Sami Asujamaa, who runs a property management company, was recently surprised to learn that the National Enforcement Authority Finland had seized money from his company’s account to settle an unpaid invoice for a service it never ordered.
It emerged that the charge — for a fire inspection by the the regional welfare services authority — was in fact addressed to a completely different company.
“We did not receive the original invoice, not even an explanation. And suddenly the money just disappeared from our account,” he said.
The property management company that was originally billed no longer exists. For unclear reasons, the welfare services region redirected the charge to Asujamaa’s firm without any warning or inquiry.
When contacted, the enforcement authority told Asujamaa that it only collects debts and doesn’t verify them.
“The response was basically, ‘We’re sorry, but you have to figure it out yourself.’ It left me feeling quite powerless and unfairly treated,” he said.
Though the amount was eventually refunded after he contested the claim, Asujamaa finds it alarming how easily payments can be sent to enforcement without anyone verifying who is truly responsible for paying.
Challenging false claims can be costly
The case involving Asujamaa’s company mirrors a common issue faced by many consumers.
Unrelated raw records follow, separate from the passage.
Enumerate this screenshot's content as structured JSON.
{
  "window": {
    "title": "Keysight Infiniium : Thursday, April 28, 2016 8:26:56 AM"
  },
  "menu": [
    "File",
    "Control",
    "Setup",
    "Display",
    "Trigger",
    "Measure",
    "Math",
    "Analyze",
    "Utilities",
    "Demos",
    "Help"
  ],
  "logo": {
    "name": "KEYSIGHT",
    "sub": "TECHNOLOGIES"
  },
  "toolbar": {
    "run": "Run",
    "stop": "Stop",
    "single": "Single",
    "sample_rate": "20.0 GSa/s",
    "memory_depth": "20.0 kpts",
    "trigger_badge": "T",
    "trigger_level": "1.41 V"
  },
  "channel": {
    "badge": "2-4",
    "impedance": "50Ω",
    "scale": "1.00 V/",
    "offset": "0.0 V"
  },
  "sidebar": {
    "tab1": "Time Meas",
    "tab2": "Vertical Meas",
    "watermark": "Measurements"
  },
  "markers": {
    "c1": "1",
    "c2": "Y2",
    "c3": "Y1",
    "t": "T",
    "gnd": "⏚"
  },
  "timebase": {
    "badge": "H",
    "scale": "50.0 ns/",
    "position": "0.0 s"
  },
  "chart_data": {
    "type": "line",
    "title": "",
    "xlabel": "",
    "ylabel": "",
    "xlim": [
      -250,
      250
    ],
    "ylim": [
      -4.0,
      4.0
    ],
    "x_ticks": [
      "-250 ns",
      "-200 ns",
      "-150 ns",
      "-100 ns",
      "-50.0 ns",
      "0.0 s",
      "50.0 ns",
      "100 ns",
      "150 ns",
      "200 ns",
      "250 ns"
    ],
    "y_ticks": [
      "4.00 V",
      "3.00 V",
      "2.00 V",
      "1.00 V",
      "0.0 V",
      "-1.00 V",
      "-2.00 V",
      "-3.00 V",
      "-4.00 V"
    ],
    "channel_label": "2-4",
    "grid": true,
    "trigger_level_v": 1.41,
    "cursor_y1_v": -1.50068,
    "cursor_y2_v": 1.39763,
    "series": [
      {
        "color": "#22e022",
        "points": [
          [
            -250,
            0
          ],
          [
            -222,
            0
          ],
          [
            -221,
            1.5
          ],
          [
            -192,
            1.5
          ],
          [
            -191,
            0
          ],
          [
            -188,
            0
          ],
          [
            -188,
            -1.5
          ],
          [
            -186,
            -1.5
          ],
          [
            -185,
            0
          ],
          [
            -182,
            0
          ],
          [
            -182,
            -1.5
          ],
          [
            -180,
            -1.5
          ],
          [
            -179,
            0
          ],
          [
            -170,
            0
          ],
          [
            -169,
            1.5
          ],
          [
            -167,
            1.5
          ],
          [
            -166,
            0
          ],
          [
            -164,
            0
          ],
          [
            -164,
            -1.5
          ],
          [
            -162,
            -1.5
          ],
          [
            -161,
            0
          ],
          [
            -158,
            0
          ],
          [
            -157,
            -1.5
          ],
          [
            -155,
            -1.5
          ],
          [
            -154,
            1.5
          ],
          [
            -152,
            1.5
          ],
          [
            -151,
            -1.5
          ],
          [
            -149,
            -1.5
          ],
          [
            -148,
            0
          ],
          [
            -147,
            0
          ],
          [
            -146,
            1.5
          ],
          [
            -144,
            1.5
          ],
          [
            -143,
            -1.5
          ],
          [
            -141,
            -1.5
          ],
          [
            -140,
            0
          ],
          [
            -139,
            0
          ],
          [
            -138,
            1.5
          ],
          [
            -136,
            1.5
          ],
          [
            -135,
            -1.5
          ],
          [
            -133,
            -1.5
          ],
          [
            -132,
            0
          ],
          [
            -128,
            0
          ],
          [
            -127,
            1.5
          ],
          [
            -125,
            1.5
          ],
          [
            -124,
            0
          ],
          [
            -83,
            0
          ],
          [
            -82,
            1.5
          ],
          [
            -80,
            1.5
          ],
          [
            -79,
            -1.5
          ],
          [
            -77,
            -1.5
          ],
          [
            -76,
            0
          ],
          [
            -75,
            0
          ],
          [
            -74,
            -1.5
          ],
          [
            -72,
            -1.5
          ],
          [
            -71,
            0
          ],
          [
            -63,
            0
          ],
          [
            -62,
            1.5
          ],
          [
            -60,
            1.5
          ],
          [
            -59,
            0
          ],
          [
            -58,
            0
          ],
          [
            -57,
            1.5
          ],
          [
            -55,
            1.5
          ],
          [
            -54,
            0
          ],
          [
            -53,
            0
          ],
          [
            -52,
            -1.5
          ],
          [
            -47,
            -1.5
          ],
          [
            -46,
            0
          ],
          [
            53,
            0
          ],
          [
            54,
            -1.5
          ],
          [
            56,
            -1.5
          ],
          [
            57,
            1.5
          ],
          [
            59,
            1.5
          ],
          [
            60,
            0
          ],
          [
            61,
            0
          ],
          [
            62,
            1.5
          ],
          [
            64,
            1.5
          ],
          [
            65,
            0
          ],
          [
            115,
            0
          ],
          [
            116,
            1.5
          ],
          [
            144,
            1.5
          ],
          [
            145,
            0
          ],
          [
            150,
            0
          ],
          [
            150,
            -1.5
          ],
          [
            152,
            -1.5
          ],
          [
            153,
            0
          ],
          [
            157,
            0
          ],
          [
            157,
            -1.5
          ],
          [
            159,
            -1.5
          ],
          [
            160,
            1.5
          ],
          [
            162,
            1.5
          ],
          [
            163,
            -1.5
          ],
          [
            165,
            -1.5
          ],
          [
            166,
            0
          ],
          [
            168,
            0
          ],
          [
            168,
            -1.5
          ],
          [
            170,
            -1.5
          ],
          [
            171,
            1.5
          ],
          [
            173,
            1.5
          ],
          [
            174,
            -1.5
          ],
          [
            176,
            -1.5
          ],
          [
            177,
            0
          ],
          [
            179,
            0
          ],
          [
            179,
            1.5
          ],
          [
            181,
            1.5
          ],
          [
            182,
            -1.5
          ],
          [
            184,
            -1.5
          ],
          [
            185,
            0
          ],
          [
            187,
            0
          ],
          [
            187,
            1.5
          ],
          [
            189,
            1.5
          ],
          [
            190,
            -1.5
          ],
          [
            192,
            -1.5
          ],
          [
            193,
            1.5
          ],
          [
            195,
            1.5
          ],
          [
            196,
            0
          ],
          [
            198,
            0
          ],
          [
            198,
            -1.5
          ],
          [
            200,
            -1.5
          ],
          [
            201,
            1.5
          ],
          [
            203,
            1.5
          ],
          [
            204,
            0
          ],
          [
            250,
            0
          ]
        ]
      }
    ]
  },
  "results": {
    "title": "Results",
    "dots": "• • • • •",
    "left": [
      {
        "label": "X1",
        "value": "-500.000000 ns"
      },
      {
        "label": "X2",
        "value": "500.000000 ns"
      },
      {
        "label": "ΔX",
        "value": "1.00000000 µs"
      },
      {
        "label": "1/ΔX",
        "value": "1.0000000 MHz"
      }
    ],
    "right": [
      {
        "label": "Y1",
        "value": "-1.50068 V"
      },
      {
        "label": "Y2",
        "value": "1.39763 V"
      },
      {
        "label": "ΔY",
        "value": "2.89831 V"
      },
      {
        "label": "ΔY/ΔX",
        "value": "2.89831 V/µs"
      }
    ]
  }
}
According to a recent Finnish Competition and Consumer Authority (FCCA) report, thousands of unjustified, outdated, or unreasonable payment claims are made against ordinary consumers each year through what is known as summary civil cases.
Summary civil cases are undisputed civil cases that are resolved by a district court through a written procedure. In practice, the court often serves as a rubber stamp for debt collection, whether the claim is justified or not.
According to Paula Hannula, Head of Unit at the FCCA, the problem with the whole process is that it is also used in disputed or even unjustified cases.
“The district court does not look in detail at whether the claim is reasonable, expired, or based on an actual agreement. If the consumer doesn’t respond, a default judgment is issued,” Hannula said.
The FCCA estimates there are thousands of unjustified claims each year, often involving unclear subscriptions, excessive credit costs, or disputed utility bills. Some debt collectors and companies knowingly push these through the fast-track process, despite claims not being clear-cut.
Defending against an unfounded claim is hard for consumers, partly due to high legal costs. Many fear having to pay the other side’s fees if they lose, so they often avoid going to court even if the claim is dubious.
“Often, a consumer would need legal help to understand whether it’s worth disputing the claim. The most vulnerable, like those already heavily in debt, can simply become exhausted and give up on responding altogether,” Hannula said.
FCCA calls for legal reforms
The FCCA is proposing several changes to the current summary debt collection process. For example, it suggests that the content of debt summons applications should be clarified so that consumers can understand exactly what the claim concerns and whether, for instance, it has already expired.
The consumer authority also said that district courts should examine incoming collection cases more thoroughly. In addition, court fees should be made more affordable for consumers.
“In every case where we have assisted a consumer in court, the ruling has been in their favour. That shows these claims are often genuinely questionable,” Hannula said.
In its report, the FCCA stated that companies that abuse the system should face penalties.
“At present, there are no consequences if a company tries to push a claim through the summary process even when it’s clear that the debt is disputed,” Hannula said.